Brayden Point|Scott Audette/NHLI via Getty Images

When I see contracts such as the one Brayden Point signed with the Tampa Bay Lightning, I can’t help but harken back to five years ago when Aaron Portzline and I had a conversation with then Columbus Blue Jackets president John Davidson at the Centre Ice Arena in Traverse City, Mich. The Blue Jackets were in the midst of negotiations with Ryan Johansen and the team had just offered Johansen three contracts of varying lengths, each of them for $6 million a season. Davidson was not pleased with the way things were going.

“When (restricted free agents) have arbitration and they have unrestricted free agency, they try to take us to the woodshed,’ Davidson lamented. “So now they have no leverage and they’re trying to take us to the woodshed. You explain it to me. What are we supposed to do? We’re not being unfair. We’re following a document that’s right there in place.”

The Blue Jackets ultimately signed Johansen to a three-year bridge deal with an AAV of $4 million a year, then went on to deal him to the Nashville Predators for Seth Jones. So it’s fair to say things worked out pretty well for them.

Which brings us to Brayden Point. There was never, ever, any time when Point was going to get either the term or the money that Mitch Marner received with the Toronto Maple Leafs. And like the Maple Leafs knew with Marner, the Lightning were armed with the knowledge that Point wanted to stay where he was and he was intent on being in the lineup when the Lightning host the Florida Panthers in their first regular-season game Oct. 3.

“It was very important for Brayden to be there for the start of the season and in order to do that, he needed to be on a plane by Friday at the latest,” said Point’s agent, Gerry Johannson. “Tampa wanted him there and Brayden wanted to be in Tampa. There was no way he was not going to be in the lineup opening night.”

Lightning GM Julien BriseBois made it very clear very early on in the process that he didn’t really care about league trends and that a couple of things remained absolute: 1. Almost everyone in Tampa takes a bridge deal, and 2. He was not going to tear his roster apart to accommodate the demands of an RFA without arbitration rights whose only leverage was withholding his services and hindering his own development.

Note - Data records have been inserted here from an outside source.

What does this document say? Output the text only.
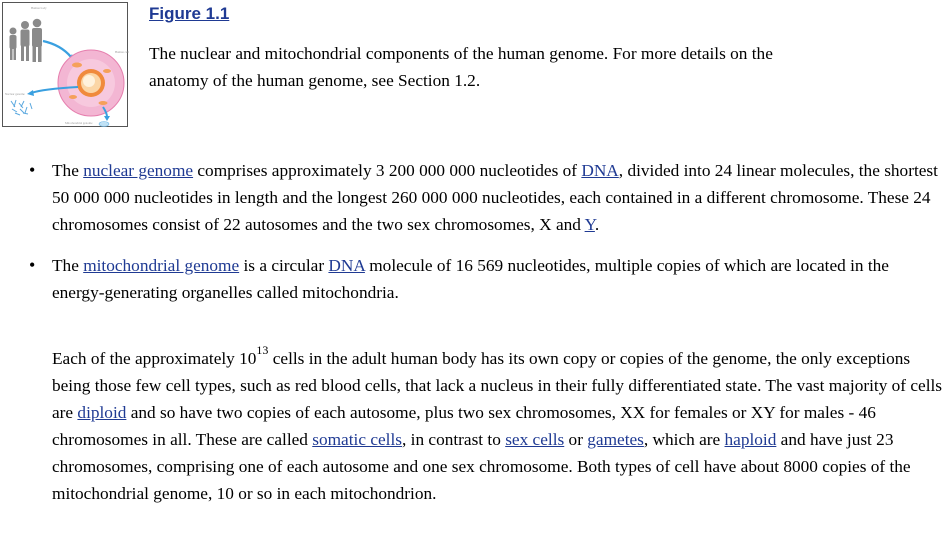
Human body
Human cell
Nuclear genome
Mitochondrial genome
Figure 1.1

The nuclear and mitochondrial components of the human genome. For more details on the anatomy of the human genome, see Section 1.2.

• The nuclear genome comprises approximately 3 200 000 000 nucleotides of DNA, divided into 24 linear molecules, the shortest 50 000 000 nucleotides in length and the longest 260 000 000 nucleotides, each contained in a different chromosome. These 24 chromosomes consist of 22 autosomes and the two sex chromosomes, X and Y.
• The mitochondrial genome is a circular DNA molecule of 16 569 nucleotides, multiple copies of which are located in the energy-generating organelles called mitochondria.

Each of the approximately $10^{13}$ cells in the adult human body has its own copy or copies of the genome, the only exceptions being those few cell types, such as red blood cells, that lack a nucleus in their fully differentiated state. The vast majority of cells are diploid and so have two copies of each autosome, plus two sex chromosomes, XX for females or XY for males - 46 chromosomes in all. These are called somatic cells, in contrast to sex cells or gametes, which are haploid and have just 23 chromosomes, comprising one of each autosome and one sex chromosome. Both types of cell have about 8000 copies of the mitochondrial genome, 10 or so in each mitochondrion.
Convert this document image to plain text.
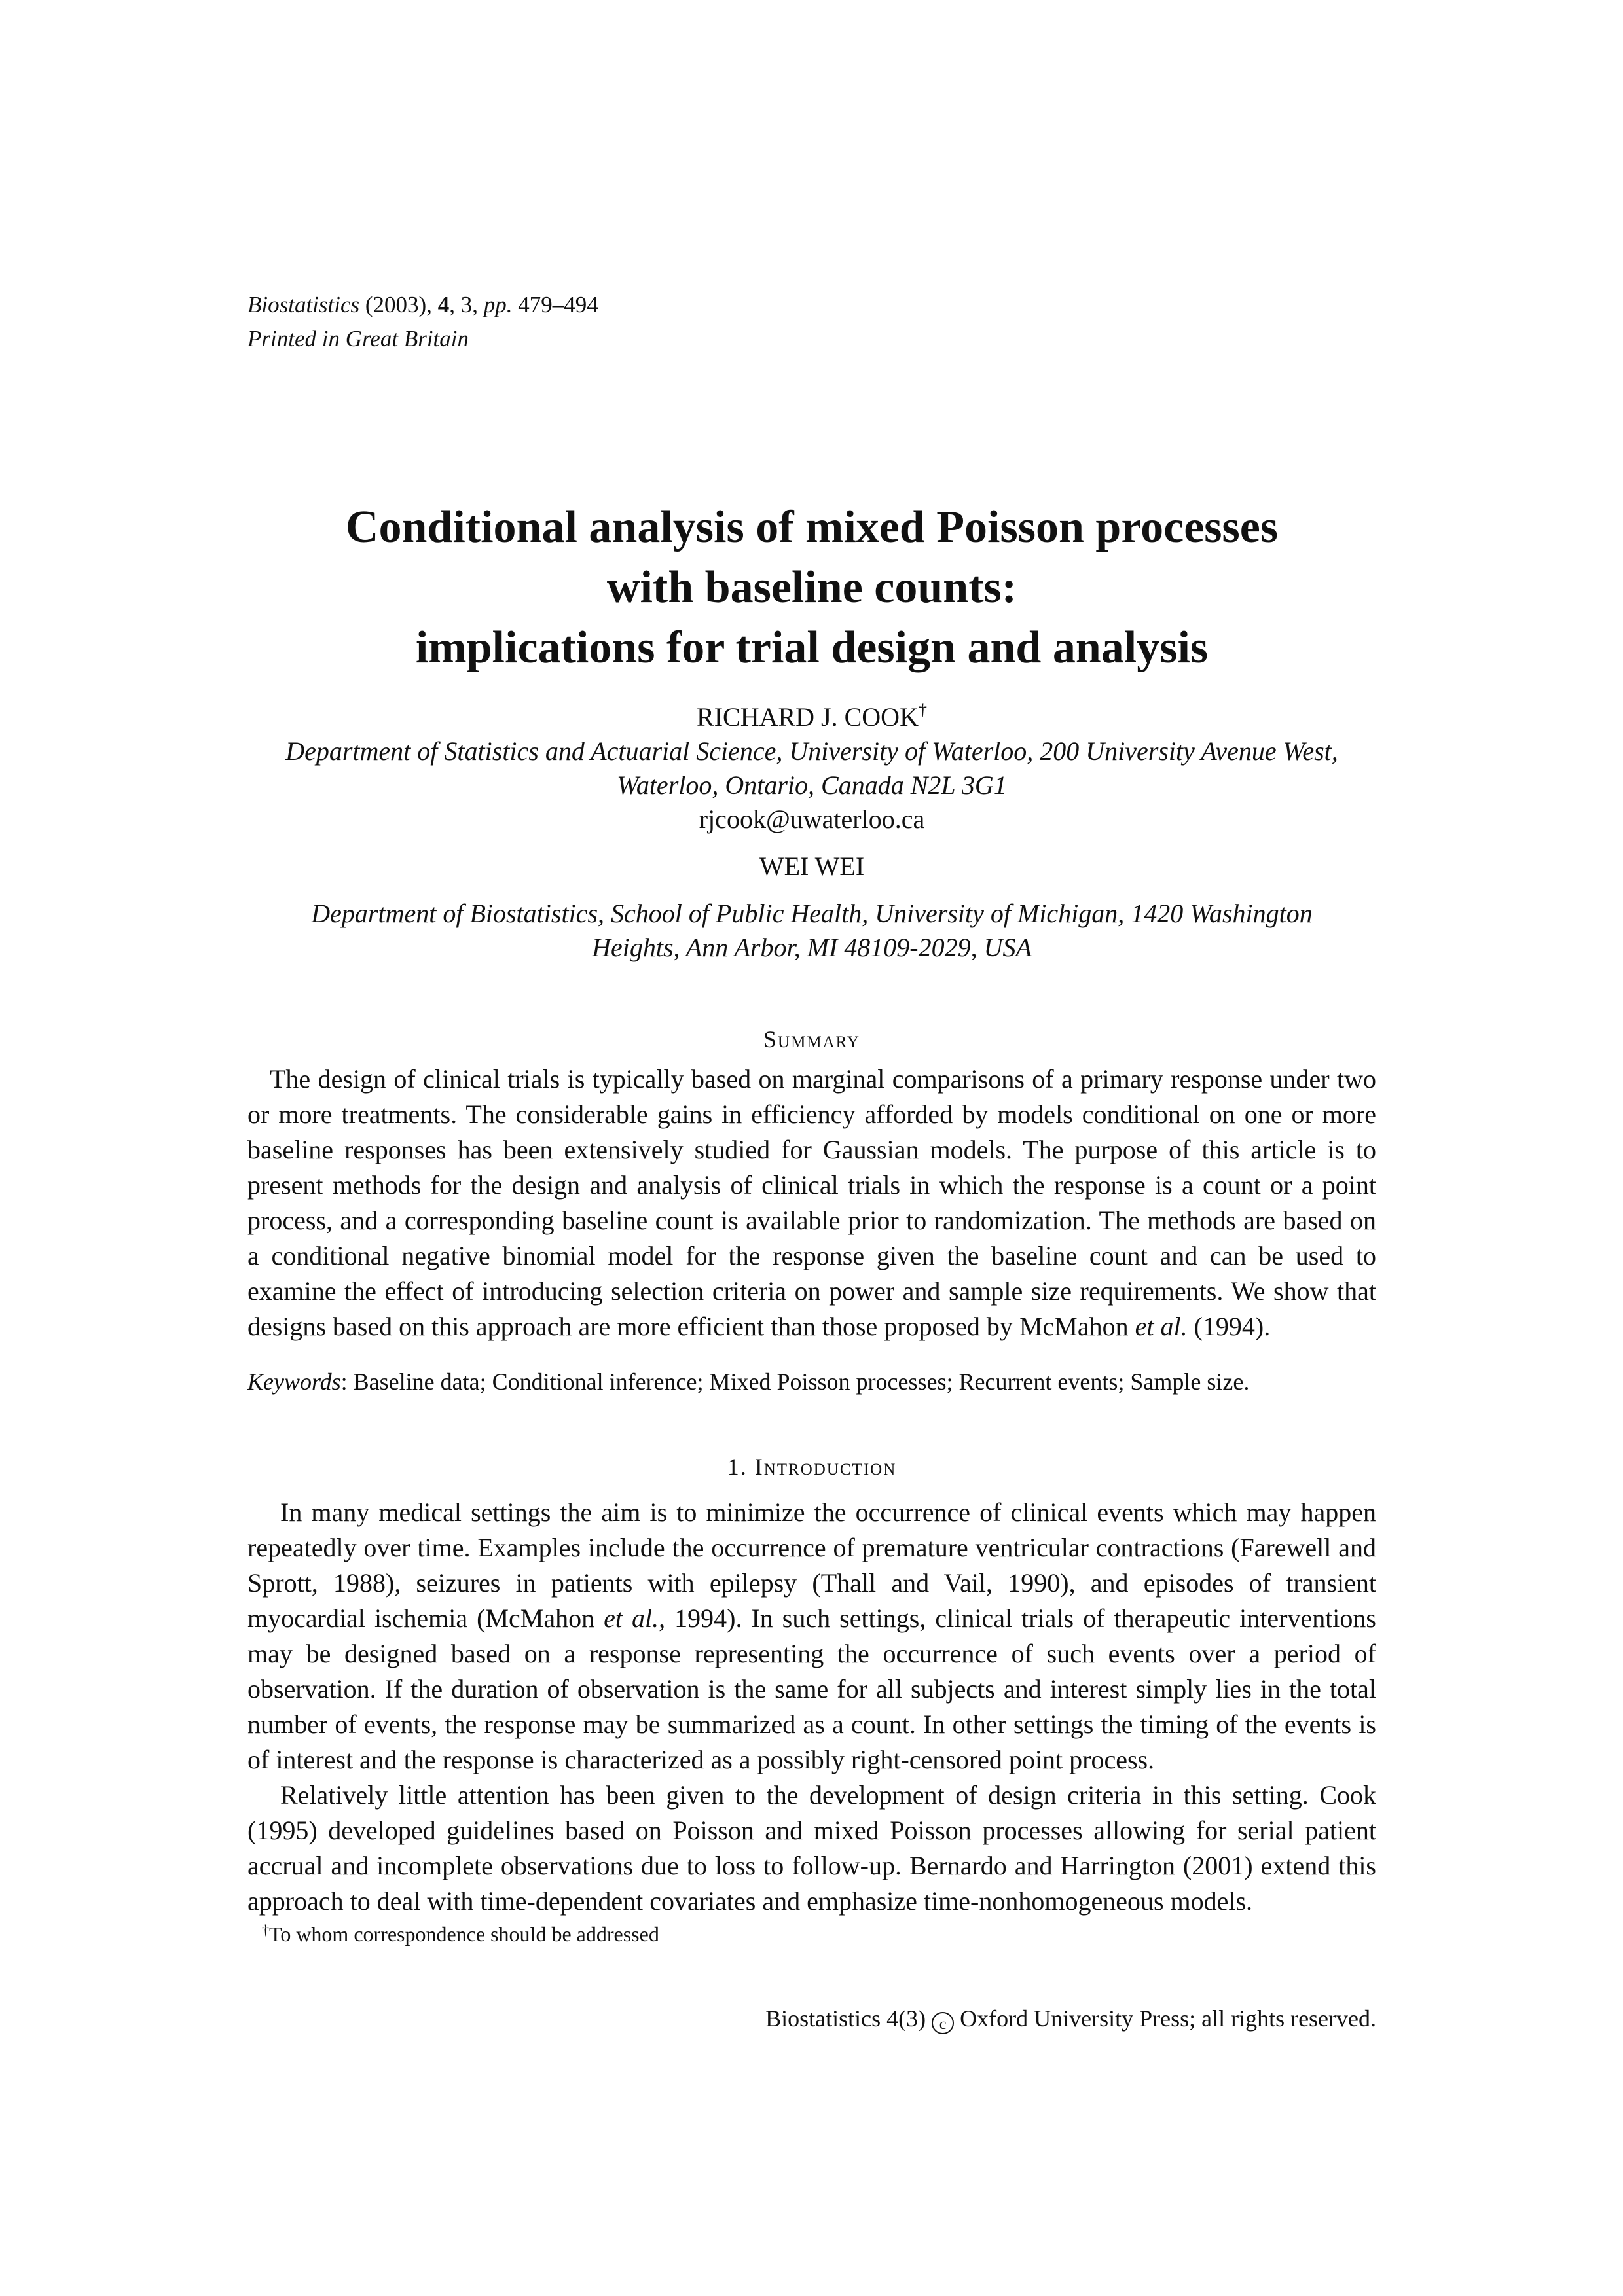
Biostatistics (2003), 4, 3, pp. 479–494
Printed in Great Britain
Conditional analysis of mixed Poisson processes
with baseline counts:
implications for trial design and analysis

RICHARD J. COOK†

Department of Statistics and Actuarial Science, University of Waterloo, 200 University Avenue West,

Waterloo, Ontario, Canada N2L 3G1

rjcook@uwaterloo.ca

WEI WEI

Department of Biostatistics, School of Public Health, University of Michigan, 1420 Washington

Heights, Ann Arbor, MI 48109-2029, USA

Summary
The design of clinical trials is typically based on marginal comparisons of a primary response under two or more treatments. The considerable gains in efficiency afforded by models conditional on one or more baseline responses has been extensively studied for Gaussian models. The purpose of this article is to present methods for the design and analysis of clinical trials in which the response is a count or a point process, and a corresponding baseline count is available prior to randomization. The methods are based on a conditional negative binomial model for the response given the baseline count and can be used to examine the effect of introducing selection criteria on power and sample size requirements. We show that designs based on this approach are more efficient than those proposed by McMahon et al. (1994).
Keywords: Baseline data; Conditional inference; Mixed Poisson processes; Recurrent events; Sample size.
1. Introduction

In many medical settings the aim is to minimize the occurrence of clinical events which may happen repeatedly over time. Examples include the occurrence of premature ventricular contractions (Farewell and Sprott, 1988), seizures in patients with epilepsy (Thall and Vail, 1990), and episodes of transient myocardial ischemia (McMahon et al., 1994). In such settings, clinical trials of therapeutic interventions may be designed based on a response representing the occurrence of such events over a period of observation. If the duration of observation is the same for all subjects and interest simply lies in the total number of events, the response may be summarized as a count. In other settings the timing of the events is of interest and the response is characterized as a possibly right-censored point process.

Relatively little attention has been given to the development of design criteria in this setting. Cook (1995) developed guidelines based on Poisson and mixed Poisson processes allowing for serial patient accrual and incomplete observations due to loss to follow-up. Bernardo and Harrington (2001) extend this approach to deal with time-dependent covariates and emphasize time-nonhomogeneous models.

†To whom correspondence should be addressed
Biostatistics 4(3) c Oxford University Press; all rights reserved.
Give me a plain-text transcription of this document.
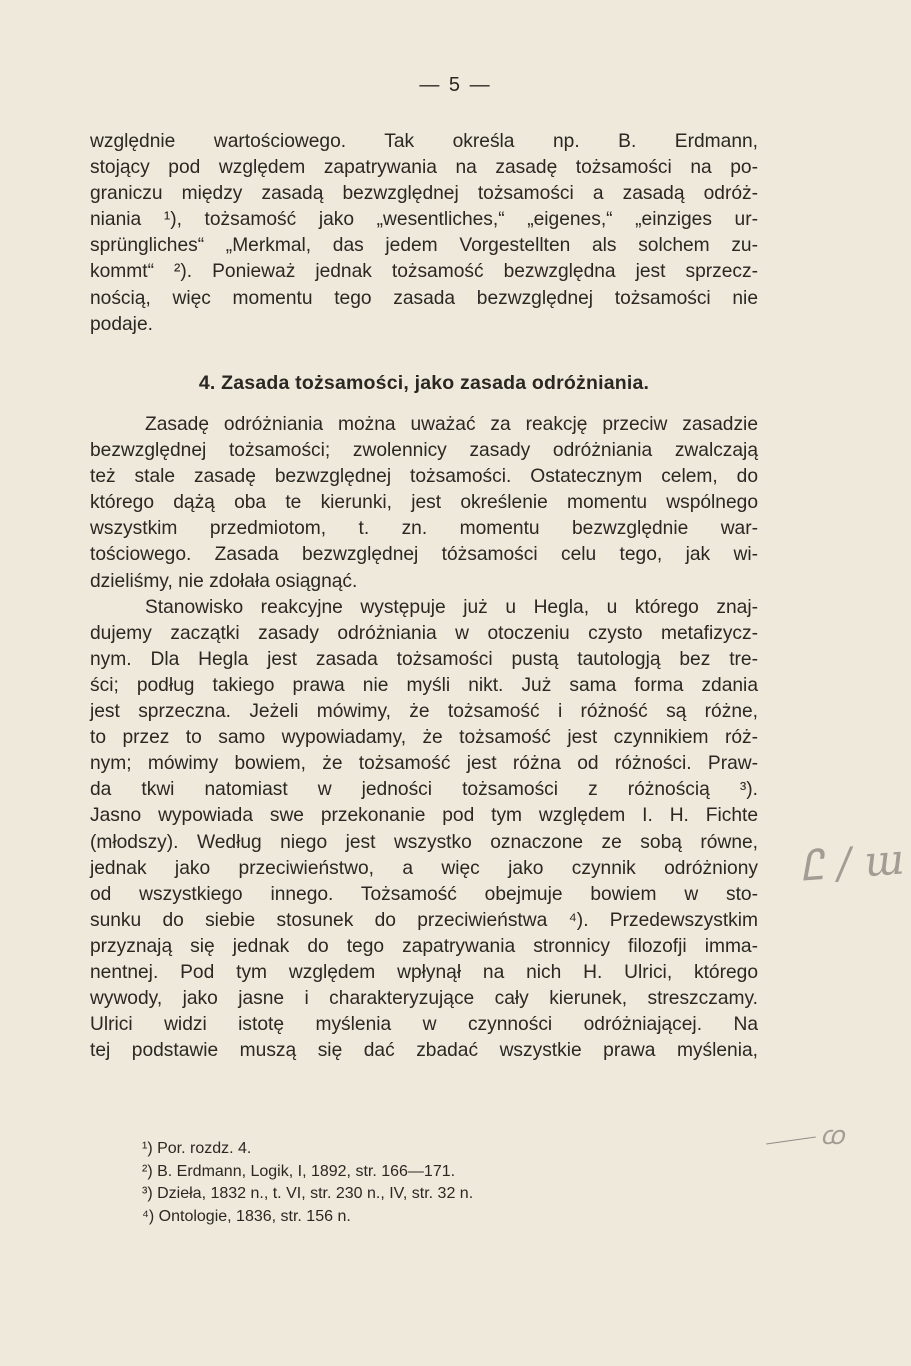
— 5 —
względnie wartościowego. Tak określa np. B. Erdmann,
stojący pod względem zapatrywania na zasadę tożsamości na po-
graniczu między zasadą bezwzględnej tożsamości a zasadą odróż-
niania ¹), tożsamość jako „wesentliches,“ „eigenes,“ „einziges ur-
sprüngliches“ „Merkmal, das jedem Vorgestellten als solchem zu-
kommt“ ²). Ponieważ jednak tożsamość bezwzględna jest sprzecz-
nością, więc momentu tego zasada bezwzględnej tożsamości nie
podaje.
4. Zasada tożsamości, jako zasada odróżniania.
Zasadę odróżniania można uważać za reakcję przeciw zasadzie
bezwzględnej tożsamości; zwolennicy zasady odróżniania zwalczają
też stale zasadę bezwzględnej tożsamości. Ostatecznym celem, do
którego dążą oba te kierunki, jest określenie momentu wspólnego
wszystkim przedmiotom, t. zn. momentu bezwzględnie war-
tościowego. Zasada bezwzględnej tóżsamości celu tego, jak wi-
dzieliśmy, nie zdołała osiągnąć.
Stanowisko reakcyjne występuje już u Hegla, u którego znaj-
dujemy zaczątki zasady odróżniania w otoczeniu czysto metafizycz-
nym. Dla Hegla jest zasada tożsamości pustą tautologją bez tre-
ści; podług takiego prawa nie myśli nikt. Już sama forma zdania
jest sprzeczna. Jeżeli mówimy, że tożsamość i różność są różne,
to przez to samo wypowiadamy, że tożsamość jest czynnikiem róż-
nym; mówimy bowiem, że tożsamość jest różna od różności. Praw-
da tkwi natomiast w jedności tożsamości z różnością ³).
Jasno wypowiada swe przekonanie pod tym względem I. H. Fichte
(młodszy). Według niego jest wszystko oznaczone ze sobą równe,
jednak jako przeciwieństwo, a więc jako czynnik odróżniony
od wszystkiego innego. Tożsamość obejmuje bowiem w sto-
sunku do siebie stosunek do przeciwieństwa ⁴). Przedewszystkim
przyznają się jednak do tego zapatrywania stronnicy filozofji imma-
nentnej. Pod tym względem wpłynął na nich H. Ulrici, którego
wywody, jako jasne i charakteryzujące cały kierunek, streszczamy.
Ulrici widzi istotę myślenia w czynności odróżniającej. Na
tej podstawie muszą się dać zbadać wszystkie prawa myślenia,
¹) Por. rozdz. 4.
²) B. Erdmann, Logik, I, 1892, str. 166—171.
³) Dzieła, 1832 n., t. VI, str. 230 n., IV, str. 32 n.
⁴) Ontologie, 1836, str. 156 n.
Ꮭ / ɯ
ꭃ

It’s amazing what teams can do when they actually stick to their guns and use the advantages afforded them in the collective bargaining agreement. In return, Point will earn an average of $6.75 million per year for a three-year total of $20.75 million, $12.25 million of which will be paid in signing bonuses. With a salary of $9 million in the last year of the deal, Point will be able to turn the CBA in his favor a couple of years down the road. With one year remaining until he hits unrestricted free agency after the contract expires, the Lightning will either have to offer him a qualifying offer of $9 million or take him to arbitration where their minimum offer would have to be at least $7.65 million. If they do neither, Point would become an unrestricted free agent.

Relatively speaking, Point will not hit the jackpot the way he hoped during this deal, but his next deal could come under terms of a new collective bargaining agreement, one where the U.S. television money is triple what it is now and new revenues are flowing in from legalized gambling.

One thing we’ve all learned from this exercise is that when it comes to signing RFAs coming off their entry-level players contracts, there is no such thing as a comparable. That’s probably why the NHL is so against giving those players arbitration rights in the first place. Toronto is going to do what it has to with Mitch Marner, Tampa did what it had to with Brayden Point and the Calgary Flames and Colorado Avalanche are going to do what suits them when it comes to Matthew Tkachuk and Mikko Rantanen, respectively.

The latter two can no longer point to Marner’s contract and demand the same term and money, because their employers can easily argue that a higher-scoring, better two-way forward who plays a more important position is earning $4 million less and got four fewer years of term than Marner.

Only nine more sleeps until the puck drops for real and the season begins and we’re now down to six RFAs who haven’t been signed. That number will be at almost zero in the next 10 days.